For me, my abiding memory of Lou Reed will always be the time I saw him at the Kitchen, wearing New Balance sneakers and waiting near the bathroom for Laurie Anderson while holding her purse. It’s just such a human image, you know?

But I didn’t know Lou Reed, never said a word to him, and was in the same room as him maybe a half dozen times. I’m not part of Lou Reed’s orbit and though I’m sad to see him gone, I won’t belabor the nonexistent connection. What inspired me to write, actually, was returning to Lester Bangs’s legendary interviews with Reed, and in particular his famous 1973 interview for Let It Rock out of the UK. (You can read it here at the Guardian.)
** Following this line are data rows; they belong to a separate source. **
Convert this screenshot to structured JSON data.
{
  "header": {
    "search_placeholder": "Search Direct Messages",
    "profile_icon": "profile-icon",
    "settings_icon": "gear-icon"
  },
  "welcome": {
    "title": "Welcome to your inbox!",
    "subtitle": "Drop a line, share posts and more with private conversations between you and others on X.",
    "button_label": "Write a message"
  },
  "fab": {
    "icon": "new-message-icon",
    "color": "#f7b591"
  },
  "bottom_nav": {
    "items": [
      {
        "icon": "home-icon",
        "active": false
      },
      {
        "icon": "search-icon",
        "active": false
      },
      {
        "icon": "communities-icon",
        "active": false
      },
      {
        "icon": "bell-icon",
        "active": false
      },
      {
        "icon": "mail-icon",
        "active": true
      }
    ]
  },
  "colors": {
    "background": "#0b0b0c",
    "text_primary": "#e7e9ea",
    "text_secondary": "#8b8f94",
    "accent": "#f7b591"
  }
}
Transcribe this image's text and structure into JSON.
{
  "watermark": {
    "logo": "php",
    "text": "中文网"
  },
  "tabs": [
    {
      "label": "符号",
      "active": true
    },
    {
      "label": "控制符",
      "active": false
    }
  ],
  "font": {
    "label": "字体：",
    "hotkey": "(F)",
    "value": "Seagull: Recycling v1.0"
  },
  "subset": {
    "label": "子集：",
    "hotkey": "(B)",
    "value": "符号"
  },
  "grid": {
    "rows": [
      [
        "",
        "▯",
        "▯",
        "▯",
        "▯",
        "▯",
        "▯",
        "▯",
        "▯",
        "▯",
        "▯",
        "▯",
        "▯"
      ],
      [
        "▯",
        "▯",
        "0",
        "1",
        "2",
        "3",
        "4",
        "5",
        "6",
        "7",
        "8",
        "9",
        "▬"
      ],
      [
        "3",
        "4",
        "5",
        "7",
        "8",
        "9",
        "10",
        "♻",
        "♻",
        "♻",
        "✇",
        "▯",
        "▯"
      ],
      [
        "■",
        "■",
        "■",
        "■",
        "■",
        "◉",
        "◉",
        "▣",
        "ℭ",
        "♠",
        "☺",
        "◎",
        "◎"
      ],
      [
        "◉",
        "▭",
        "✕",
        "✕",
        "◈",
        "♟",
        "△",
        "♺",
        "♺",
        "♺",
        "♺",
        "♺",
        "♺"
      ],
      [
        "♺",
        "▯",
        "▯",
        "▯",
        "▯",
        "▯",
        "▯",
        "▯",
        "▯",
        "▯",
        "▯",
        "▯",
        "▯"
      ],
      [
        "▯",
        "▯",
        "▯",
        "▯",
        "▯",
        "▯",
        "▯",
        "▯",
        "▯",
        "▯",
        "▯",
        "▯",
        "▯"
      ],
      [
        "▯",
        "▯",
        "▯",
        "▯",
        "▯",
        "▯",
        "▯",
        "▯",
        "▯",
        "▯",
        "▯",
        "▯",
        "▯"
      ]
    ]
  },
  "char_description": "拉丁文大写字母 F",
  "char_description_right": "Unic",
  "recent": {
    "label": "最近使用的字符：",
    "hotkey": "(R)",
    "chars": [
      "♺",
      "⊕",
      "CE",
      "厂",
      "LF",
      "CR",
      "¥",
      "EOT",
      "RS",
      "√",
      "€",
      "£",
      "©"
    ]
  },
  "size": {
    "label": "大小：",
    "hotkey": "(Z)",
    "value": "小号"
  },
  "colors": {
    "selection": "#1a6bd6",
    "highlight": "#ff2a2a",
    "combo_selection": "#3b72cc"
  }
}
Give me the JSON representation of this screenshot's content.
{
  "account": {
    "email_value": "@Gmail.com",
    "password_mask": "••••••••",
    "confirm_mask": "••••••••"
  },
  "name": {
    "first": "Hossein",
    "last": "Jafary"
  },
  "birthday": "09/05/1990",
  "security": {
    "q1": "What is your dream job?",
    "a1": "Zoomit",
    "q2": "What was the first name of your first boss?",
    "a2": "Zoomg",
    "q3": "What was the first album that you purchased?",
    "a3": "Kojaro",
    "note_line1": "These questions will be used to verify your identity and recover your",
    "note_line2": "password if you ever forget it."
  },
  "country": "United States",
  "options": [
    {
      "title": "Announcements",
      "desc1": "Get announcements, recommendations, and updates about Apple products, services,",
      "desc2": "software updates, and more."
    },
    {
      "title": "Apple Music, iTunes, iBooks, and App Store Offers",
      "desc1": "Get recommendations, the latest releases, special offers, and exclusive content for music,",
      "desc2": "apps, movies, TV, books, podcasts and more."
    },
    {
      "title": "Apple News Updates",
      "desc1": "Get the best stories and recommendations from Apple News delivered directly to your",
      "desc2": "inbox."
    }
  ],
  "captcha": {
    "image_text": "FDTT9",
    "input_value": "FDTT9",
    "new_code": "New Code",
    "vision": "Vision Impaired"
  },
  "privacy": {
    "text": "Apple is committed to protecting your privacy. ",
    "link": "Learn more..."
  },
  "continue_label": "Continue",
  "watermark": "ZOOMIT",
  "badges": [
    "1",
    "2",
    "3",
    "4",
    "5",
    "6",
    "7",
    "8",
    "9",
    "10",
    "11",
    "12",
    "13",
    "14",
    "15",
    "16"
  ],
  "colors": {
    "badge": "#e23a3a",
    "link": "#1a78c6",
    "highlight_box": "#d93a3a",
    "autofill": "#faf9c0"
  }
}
Re-reading it today, I was struck by how in-the-moment it reads. Bangs isn’t necessarily one of the people we associate with New Journalism, but read it for yourself–it’s about as intense a narrative interview as you can get, from Bangs’s unsparing depiction of Reed’s self-destructive boozing to his willingness to put himself into the narrative, from recording his torture of the blitzed rocker after a mediocre show, to his own almost sentimental experience with a way-too-hip nine-year-old for a denouement.

My mind immediately went to Gay Talese’s legendary Esquire profile “Frank Sinatra Has a Cold,” which is easily one of the most revered magazine stories ever published. Talese was of course refined and arty in a way I doubt Bangs could stand; it’s like comparing Nelson Algren and Truman Capote. But both are such intense, sensory, and subtle experiences. The difference is that Talese reads like he spent weeks finessing the hell out of that piece, while Bangs’s reads like he spit it out in one rash take while that little brat at the end is bugging him.

Either way, I found myself reading some fantastic journalism today, which reminds of why I do what I do at the same time I find myself despairing that I’ll ever write something half as good as these brilliant pieces.